The 21-year-old has written for HuffPost, Metro and The Independent, and after graduating hopes to make a living out of freelancing, as well as continuing to work as a waitress.
For some journalists, working in customer service gives them the opportunity to understand and get to know a particular community or group of people really well, which also often provides them with plenty of writing material.
Most of James Greig’s first gigs as a freelance journalist were for Vice, and many of his articles for the magazine were inspired by his experiences as a bartender.
“Being a bartender is great because you get to eavesdrop on people’s conversations and see what they’re wearing,” he says. “It helps you identify different types of people and different trends. All of this comes in handy when you want to write a sneering, sarcastic article.”
The 27-year-old now writes regularly for i-D, Dazed, Huck and Metro, but after graduating from university he worked full-time in various pubs. He then transitioned to work part-time while also writing for multiple publications.
Greig quit his job as a bartender in Bethnal Green, east London, a year ago when he decided he would try to be a full-time writer. His career is going well but he misses working at a pub.
“As pretentious as it sounds, I feel a little less clued into the world, and specifically what’s happening in east London, since I quit bar work. Now most of my observations come from Twitter which I don’t think is as good, because everyone is privy to those same observations.”
“Being a bartender helps you identify different types of people and different trends. All of this comes in handy when you want to write a sneering, sarcastic article”
Valentina Valentini, who has written for Esquire, Variety, and Vulture among others, was both a freelance journalist and a nanny when she was starting out in the industry.

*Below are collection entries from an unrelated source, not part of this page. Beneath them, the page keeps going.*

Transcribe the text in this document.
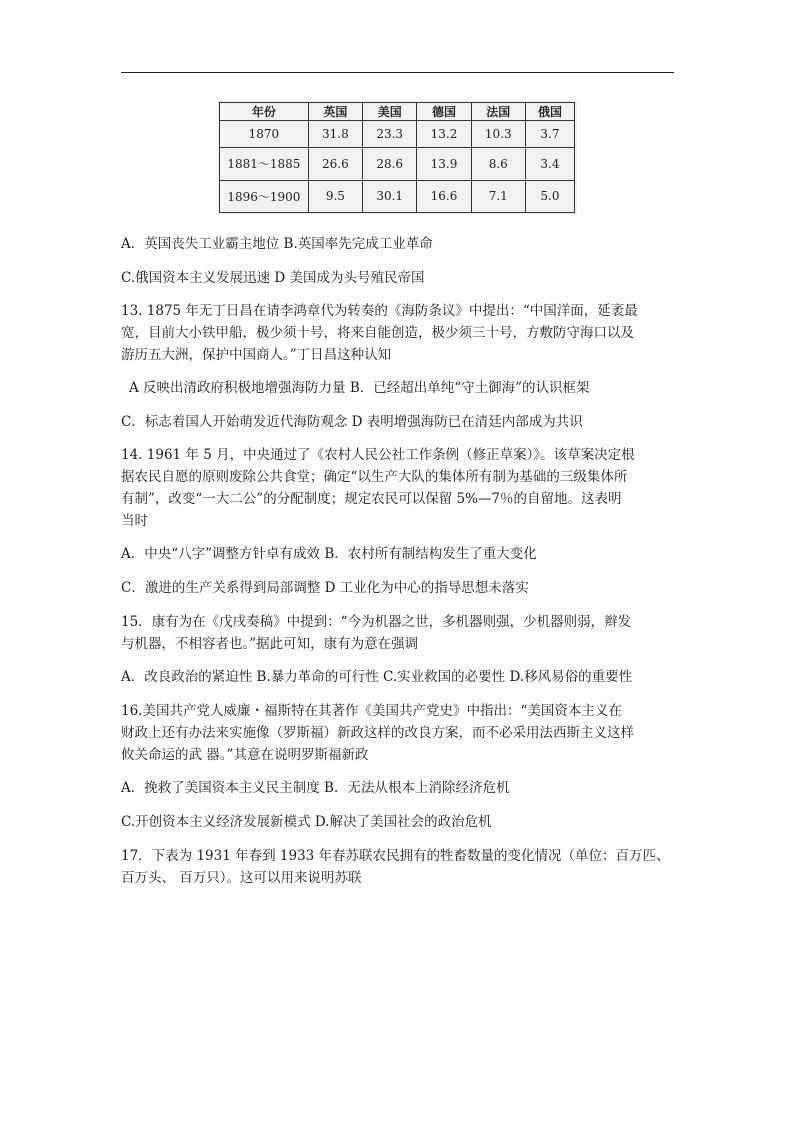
年份	英国	美国	德国	法国	俄国
1870	31.8	23.3	13.2	10.3	3.7
1881～1885	26.6	28.6	13.9	8.6	3.4
1896～1900	9.5	30.1	16.6	7.1	5.0

A．英国丧失工业霸主地位 B.英国率先完成工业革命

C.俄国资本主义发展迅速 D 美国成为头号殖民帝国

13. 1875 年无丁日昌在请李鸿章代为转奏的《海防条议》中提出：“中国洋面，延袤最

宽，目前大小铁甲船，极少须十号，将来自能创造，极少须三十号，方敷防守海口以及

游历五大洲，保护中国商人。”丁日昌这种认知

A 反映出清政府积极地增强海防力量 B．已经超出单纯“守土御海”的认识框架

C．标志着国人开始萌发近代海防观念 D 表明增强海防已在清廷内部成为共识

14. 1961 年 5 月，中央通过了《农村人民公社工作条例（修正草案）》。该草案决定根

据农民自愿的原则废除公共食堂；确定“以生产大队的集体所有制为基础的三级集体所

有制”，改变“一大二公”的分配制度；规定农民可以保留 5%—7％的自留地。这表明

当时

A．中央“八字”调整方针卓有成效 B．农村所有制结构发生了重大变化

C．激进的生产关系得到局部调整 D 工业化为中心的指导思想未落实

15．康有为在《戊戌奏稿》中提到：“今为机器之世，多机器则强，少机器则弱，辫发

与机器，不相容者也。”据此可知，康有为意在强调

A．改良政治的紧迫性 B.暴力革命的可行性 C.实业救国的必要性 D.移风易俗的重要性

16.美国共产党人威廉・福斯特在其著作《美国共产党史》中指出：“美国资本主义在

财政上还有办法来实施像（罗斯福）新政这样的改良方案，而不必采用法西斯主义这样

攸关命运的武 器。”其意在说明罗斯福新政

A．挽救了美国资本主义民主制度 B．无法从根本上消除经济危机

C.开创资本主义经济发展新模式 D.解决了美国社会的政治危机

17．下表为 1931 年春到 1933 年春苏联农民拥有的牲畜数量的变化情况（单位：百万匹、

百万头、 百万只）。这可以用来说明苏联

Being a nanny was the ideal second job for Valentini as it helped her financially, but it was also something different to journalism that she thoroughly enjoyed. She had a good relationship with the parents of the children she looked after and her work was flexible; she could often write articles at the same time as caring for the children.

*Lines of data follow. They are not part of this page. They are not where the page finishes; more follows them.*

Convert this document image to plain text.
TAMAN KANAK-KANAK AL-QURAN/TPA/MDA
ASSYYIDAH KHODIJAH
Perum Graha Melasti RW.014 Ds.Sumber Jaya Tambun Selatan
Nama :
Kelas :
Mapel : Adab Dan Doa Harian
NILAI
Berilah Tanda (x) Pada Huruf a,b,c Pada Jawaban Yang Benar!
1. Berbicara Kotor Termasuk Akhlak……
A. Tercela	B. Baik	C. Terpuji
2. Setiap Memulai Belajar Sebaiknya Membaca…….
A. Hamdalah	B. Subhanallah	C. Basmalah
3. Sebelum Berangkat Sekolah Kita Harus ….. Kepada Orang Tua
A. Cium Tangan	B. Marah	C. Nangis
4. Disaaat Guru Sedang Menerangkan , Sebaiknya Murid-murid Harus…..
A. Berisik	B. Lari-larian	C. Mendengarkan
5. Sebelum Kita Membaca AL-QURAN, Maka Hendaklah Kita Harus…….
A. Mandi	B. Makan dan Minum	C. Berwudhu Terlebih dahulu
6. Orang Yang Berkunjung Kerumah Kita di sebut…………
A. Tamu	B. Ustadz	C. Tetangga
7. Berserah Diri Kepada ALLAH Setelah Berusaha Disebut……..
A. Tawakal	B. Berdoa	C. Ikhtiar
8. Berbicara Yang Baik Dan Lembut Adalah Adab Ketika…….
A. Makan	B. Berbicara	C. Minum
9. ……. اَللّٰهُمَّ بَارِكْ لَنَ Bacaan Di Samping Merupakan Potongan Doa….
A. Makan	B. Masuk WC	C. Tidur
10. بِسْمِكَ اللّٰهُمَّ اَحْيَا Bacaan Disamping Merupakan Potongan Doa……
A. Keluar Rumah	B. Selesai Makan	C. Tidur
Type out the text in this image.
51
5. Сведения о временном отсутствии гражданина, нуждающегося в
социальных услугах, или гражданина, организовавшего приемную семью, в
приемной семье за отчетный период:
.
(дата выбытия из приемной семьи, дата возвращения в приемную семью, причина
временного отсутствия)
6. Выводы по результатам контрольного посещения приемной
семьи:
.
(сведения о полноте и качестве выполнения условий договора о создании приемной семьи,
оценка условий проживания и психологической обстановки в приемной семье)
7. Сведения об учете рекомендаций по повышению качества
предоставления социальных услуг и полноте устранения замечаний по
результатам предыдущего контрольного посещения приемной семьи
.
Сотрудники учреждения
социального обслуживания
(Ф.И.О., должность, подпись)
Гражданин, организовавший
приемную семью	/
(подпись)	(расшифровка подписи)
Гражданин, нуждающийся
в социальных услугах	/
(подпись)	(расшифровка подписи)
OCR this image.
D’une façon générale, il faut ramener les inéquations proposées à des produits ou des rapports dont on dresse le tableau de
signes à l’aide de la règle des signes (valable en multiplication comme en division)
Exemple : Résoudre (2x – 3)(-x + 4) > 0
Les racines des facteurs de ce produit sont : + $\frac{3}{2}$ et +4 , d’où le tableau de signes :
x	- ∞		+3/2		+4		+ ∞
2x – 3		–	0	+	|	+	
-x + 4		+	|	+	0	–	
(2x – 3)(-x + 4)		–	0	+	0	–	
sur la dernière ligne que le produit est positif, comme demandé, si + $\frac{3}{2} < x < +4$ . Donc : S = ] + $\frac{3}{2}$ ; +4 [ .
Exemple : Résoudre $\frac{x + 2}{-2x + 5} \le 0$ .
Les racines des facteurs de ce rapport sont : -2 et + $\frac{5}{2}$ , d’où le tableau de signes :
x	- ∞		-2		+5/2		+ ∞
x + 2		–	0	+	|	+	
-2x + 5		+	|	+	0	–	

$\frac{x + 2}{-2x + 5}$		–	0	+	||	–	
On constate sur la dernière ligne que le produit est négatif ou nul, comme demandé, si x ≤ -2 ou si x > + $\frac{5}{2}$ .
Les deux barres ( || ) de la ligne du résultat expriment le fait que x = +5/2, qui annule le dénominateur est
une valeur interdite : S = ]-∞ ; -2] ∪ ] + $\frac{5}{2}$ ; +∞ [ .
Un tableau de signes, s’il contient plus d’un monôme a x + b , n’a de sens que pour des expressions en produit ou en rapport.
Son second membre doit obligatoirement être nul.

“If the kids were napping and I had done all my chores, I could go on my laptop. Or if I needed to go to an event in order to write about it, I would ask the family if I could change my timetable,” she says.
Part-time jobs in hospitality, retail and customer service can be just as valuable as side hustles in economics, business and finance.
Not only do these jobs provide extra income for journalists, but they are also beneficial to their mental health and wellbeing, giving them the opportunity to switch off for a few hours and do something completely unrelated to journalism. But they also help them to connect with different and diverse people. After all, where better to observe and develop an understanding of the human condition than in a British pub?